This, ladies and gentlemen, is how our government works.
- Medicare is getting fleeced by medical equipment companies what are charging the government way more than the market rate for equipment.
Medicare currently buys medical devices — things like walkers — using a “price list” system under which a walker you can get from Wal-Mart for $60 costs the government (and the beneficiaries, though their co-payments) $110. Under a new system of competitive bidding being rolled out by the Center for Medicare and Medicaid Services of DHHS, the government would save about $1B per year, and the patients another $200M.
- Medicare decides to crack down and require competitive bidding for some common medical supplies, which will cut into the medical equipment companies profits.
- Medical equipment companies increase donations to Congress.
- House passes law to end competitive bidding.
Somehow, despite that damning set of facts, the New York Times is still interested in rationalizing Congress’ behavior:
The industry has been able to win over some Congress members by warning of job losses.
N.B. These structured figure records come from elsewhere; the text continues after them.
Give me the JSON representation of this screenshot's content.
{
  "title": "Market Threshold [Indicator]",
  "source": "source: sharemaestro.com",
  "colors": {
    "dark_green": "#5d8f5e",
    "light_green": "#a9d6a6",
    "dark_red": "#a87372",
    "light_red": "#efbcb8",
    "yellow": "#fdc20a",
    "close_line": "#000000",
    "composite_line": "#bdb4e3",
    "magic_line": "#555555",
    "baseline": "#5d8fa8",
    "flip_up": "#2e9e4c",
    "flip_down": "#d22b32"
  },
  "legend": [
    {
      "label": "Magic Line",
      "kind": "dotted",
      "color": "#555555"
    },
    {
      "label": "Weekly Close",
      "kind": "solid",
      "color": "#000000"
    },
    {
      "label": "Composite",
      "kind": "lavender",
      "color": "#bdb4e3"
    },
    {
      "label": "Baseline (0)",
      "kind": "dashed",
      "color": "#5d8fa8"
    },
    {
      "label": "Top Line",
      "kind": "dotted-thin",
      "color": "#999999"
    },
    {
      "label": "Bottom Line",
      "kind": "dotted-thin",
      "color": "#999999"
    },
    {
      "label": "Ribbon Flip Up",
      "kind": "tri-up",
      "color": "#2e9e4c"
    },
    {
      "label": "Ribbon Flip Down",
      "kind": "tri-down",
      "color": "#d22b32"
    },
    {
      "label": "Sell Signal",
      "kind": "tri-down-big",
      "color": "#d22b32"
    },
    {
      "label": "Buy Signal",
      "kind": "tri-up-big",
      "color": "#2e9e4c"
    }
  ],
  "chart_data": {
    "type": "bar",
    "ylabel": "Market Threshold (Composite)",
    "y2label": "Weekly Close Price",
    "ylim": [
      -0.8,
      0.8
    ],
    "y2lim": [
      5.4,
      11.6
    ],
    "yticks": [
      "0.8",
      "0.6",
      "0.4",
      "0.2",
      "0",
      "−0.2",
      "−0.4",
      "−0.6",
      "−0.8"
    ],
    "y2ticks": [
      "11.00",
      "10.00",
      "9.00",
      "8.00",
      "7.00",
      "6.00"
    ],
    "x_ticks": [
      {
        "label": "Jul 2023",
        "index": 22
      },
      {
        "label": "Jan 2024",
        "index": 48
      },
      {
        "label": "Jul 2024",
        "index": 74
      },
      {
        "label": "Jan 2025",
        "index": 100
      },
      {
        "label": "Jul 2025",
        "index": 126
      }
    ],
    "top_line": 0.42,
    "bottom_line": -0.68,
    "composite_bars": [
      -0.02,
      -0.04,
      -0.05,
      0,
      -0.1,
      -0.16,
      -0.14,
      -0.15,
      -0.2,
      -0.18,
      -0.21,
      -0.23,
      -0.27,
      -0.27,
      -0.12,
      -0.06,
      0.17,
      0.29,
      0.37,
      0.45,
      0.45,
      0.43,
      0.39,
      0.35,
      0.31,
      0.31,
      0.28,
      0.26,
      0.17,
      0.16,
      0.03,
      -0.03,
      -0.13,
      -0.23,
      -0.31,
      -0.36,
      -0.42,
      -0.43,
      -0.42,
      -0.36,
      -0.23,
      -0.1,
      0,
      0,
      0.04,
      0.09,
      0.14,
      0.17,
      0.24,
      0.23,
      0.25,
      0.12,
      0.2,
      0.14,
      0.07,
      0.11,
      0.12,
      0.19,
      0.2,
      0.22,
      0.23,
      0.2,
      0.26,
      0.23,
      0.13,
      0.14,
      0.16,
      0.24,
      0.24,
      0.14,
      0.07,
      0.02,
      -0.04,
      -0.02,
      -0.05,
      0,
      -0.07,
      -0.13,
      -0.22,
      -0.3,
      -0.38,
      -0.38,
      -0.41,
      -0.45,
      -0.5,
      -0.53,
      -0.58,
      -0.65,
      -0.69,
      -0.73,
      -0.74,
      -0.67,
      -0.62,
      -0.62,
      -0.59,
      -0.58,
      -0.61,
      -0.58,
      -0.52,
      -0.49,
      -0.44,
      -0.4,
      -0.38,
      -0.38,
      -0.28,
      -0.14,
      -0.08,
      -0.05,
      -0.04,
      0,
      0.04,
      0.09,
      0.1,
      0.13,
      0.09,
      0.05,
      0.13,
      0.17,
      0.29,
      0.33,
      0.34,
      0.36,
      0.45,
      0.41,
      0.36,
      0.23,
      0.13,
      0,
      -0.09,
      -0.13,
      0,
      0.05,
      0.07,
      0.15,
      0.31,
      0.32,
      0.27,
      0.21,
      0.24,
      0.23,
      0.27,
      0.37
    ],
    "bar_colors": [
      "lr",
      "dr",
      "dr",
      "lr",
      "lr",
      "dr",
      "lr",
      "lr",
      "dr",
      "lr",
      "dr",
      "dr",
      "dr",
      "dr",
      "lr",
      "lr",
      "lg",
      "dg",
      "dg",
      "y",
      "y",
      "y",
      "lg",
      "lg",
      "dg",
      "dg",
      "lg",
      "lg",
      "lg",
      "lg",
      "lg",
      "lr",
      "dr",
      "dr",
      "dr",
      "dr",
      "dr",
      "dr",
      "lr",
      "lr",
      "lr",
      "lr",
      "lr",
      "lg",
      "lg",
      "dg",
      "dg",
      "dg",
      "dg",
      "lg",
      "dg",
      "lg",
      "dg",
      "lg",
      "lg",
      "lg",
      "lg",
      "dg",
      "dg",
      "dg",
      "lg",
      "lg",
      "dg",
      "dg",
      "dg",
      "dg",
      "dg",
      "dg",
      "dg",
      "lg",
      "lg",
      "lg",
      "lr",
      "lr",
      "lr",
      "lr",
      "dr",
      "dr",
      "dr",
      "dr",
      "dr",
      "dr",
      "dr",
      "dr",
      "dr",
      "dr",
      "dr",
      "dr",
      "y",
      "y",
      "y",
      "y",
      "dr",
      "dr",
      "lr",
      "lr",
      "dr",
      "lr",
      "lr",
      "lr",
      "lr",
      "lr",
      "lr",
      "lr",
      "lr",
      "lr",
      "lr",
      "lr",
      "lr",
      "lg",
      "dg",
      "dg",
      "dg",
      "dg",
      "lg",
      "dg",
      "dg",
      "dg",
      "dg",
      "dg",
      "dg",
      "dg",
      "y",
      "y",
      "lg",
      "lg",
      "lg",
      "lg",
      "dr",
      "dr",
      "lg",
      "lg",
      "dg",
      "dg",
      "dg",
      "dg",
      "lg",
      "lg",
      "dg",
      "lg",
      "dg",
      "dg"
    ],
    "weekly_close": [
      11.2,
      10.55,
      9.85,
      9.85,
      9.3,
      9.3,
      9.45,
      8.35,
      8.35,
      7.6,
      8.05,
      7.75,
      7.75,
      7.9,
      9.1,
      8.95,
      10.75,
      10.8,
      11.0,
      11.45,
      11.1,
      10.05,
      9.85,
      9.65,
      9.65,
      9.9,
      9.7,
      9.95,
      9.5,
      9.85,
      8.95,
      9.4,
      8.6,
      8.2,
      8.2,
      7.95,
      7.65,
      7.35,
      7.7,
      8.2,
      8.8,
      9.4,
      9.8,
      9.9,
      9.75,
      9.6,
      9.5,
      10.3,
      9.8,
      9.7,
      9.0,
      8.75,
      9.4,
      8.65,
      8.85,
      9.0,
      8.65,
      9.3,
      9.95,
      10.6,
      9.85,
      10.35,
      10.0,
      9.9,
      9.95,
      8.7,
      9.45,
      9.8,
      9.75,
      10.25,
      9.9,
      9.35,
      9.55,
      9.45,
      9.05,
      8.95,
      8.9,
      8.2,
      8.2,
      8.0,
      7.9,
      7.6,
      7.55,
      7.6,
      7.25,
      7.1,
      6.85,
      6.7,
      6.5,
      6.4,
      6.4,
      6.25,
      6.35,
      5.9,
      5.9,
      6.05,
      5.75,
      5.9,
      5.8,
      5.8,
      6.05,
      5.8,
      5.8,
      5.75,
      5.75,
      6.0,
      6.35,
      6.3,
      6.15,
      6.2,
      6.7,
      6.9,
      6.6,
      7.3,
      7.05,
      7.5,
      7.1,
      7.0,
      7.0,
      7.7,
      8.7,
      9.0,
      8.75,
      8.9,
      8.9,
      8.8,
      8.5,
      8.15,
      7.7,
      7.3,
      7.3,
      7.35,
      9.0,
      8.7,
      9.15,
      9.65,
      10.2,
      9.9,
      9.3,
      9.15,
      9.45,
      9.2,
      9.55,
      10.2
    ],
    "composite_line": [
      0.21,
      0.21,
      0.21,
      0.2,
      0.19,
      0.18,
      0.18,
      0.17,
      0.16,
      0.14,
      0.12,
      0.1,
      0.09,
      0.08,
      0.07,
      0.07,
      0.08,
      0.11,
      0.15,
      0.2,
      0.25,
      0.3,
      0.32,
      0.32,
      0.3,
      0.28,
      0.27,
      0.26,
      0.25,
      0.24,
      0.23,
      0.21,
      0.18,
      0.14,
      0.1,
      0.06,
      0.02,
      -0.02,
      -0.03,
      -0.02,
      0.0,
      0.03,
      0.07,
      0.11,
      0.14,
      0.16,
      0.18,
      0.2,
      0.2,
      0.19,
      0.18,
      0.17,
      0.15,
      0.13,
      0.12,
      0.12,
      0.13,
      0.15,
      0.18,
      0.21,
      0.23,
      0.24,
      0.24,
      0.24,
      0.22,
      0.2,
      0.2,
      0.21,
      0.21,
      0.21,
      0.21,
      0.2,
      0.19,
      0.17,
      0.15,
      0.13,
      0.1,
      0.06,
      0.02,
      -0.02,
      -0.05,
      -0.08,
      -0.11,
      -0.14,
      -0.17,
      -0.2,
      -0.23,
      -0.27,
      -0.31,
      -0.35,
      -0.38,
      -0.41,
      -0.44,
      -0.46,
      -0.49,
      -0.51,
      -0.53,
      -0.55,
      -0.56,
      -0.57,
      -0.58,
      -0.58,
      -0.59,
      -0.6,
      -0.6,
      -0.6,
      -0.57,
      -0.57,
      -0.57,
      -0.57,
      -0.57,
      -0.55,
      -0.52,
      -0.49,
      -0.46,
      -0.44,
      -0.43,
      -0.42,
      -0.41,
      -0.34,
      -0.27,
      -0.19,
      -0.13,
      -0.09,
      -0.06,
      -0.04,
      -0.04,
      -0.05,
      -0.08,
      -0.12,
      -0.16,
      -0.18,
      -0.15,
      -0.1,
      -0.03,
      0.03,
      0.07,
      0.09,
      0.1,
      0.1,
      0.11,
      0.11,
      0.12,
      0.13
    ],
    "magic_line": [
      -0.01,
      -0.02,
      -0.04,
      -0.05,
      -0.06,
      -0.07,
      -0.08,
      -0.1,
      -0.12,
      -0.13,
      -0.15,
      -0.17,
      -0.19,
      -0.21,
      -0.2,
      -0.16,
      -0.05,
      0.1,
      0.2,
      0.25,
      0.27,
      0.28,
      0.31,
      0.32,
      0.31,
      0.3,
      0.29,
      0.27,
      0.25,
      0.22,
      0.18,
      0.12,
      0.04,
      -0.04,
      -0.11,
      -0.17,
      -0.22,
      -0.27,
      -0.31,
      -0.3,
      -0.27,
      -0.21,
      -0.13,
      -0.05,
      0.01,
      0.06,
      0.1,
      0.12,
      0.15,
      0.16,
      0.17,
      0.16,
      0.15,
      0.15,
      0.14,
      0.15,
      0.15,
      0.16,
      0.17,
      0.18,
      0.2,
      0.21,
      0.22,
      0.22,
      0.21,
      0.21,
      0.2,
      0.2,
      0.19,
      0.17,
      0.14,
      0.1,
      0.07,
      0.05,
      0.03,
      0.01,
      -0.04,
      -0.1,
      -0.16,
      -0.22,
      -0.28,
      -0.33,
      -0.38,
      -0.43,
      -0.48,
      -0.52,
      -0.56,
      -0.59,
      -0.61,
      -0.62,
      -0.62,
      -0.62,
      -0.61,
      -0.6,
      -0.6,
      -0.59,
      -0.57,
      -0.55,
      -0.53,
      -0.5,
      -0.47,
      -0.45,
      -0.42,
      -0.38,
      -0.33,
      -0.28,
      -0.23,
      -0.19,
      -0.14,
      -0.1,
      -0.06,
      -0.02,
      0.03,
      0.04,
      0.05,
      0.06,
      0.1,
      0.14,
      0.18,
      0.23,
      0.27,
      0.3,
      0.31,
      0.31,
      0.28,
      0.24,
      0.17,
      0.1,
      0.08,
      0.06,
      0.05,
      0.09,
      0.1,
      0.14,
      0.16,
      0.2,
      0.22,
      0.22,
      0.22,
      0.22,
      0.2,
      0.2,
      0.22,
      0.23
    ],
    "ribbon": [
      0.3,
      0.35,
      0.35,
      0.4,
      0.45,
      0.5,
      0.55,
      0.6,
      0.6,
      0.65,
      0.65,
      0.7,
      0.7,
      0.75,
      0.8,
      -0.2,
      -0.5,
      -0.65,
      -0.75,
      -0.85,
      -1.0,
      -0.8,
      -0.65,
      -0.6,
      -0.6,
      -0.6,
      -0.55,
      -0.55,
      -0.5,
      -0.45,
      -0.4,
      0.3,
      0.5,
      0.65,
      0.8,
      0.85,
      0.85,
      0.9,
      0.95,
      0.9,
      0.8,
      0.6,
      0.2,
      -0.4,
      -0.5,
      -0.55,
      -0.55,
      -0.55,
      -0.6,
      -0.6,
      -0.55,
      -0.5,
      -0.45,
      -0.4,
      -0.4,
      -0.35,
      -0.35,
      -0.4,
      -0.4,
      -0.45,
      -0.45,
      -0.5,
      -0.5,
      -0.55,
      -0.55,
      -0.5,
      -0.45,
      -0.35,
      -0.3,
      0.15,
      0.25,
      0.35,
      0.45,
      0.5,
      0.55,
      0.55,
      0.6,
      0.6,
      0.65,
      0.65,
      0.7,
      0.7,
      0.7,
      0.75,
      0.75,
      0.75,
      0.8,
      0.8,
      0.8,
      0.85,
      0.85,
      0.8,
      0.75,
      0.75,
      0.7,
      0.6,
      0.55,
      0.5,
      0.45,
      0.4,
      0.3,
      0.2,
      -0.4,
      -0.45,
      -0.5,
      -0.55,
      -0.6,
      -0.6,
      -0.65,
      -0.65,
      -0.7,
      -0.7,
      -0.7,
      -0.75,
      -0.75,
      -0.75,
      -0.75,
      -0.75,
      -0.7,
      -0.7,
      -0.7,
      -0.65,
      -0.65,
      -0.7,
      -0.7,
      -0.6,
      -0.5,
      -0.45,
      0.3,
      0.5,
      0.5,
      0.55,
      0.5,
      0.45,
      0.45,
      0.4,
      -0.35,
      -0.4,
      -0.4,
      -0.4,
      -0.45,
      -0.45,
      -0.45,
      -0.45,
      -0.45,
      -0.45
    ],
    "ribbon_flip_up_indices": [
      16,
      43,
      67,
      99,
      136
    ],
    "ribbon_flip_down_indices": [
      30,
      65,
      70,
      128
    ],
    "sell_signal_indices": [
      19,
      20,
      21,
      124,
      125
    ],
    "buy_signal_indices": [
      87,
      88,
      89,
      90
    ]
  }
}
Other members are naturally — and, in some cases, rightly — skeptical of the workings of the free market.
But this is a case in which the market can clearly do a better job than a government-mandated fee schedule. Just look at Wal-Mart’s Web site or, for that matter, the bids that Medicare has already received.
By standing in the way of this competition, Congress is really standing up for higher health care costs.
No. Congress is corrupt. This has nothing to do with job loses, skepticism of the market or any other public policy concern. Medical equipment manufacturers bribed Congress, legally. Congress is corrupt. They took the bribe and lined the pockets of their contributors with taxpayer dollars.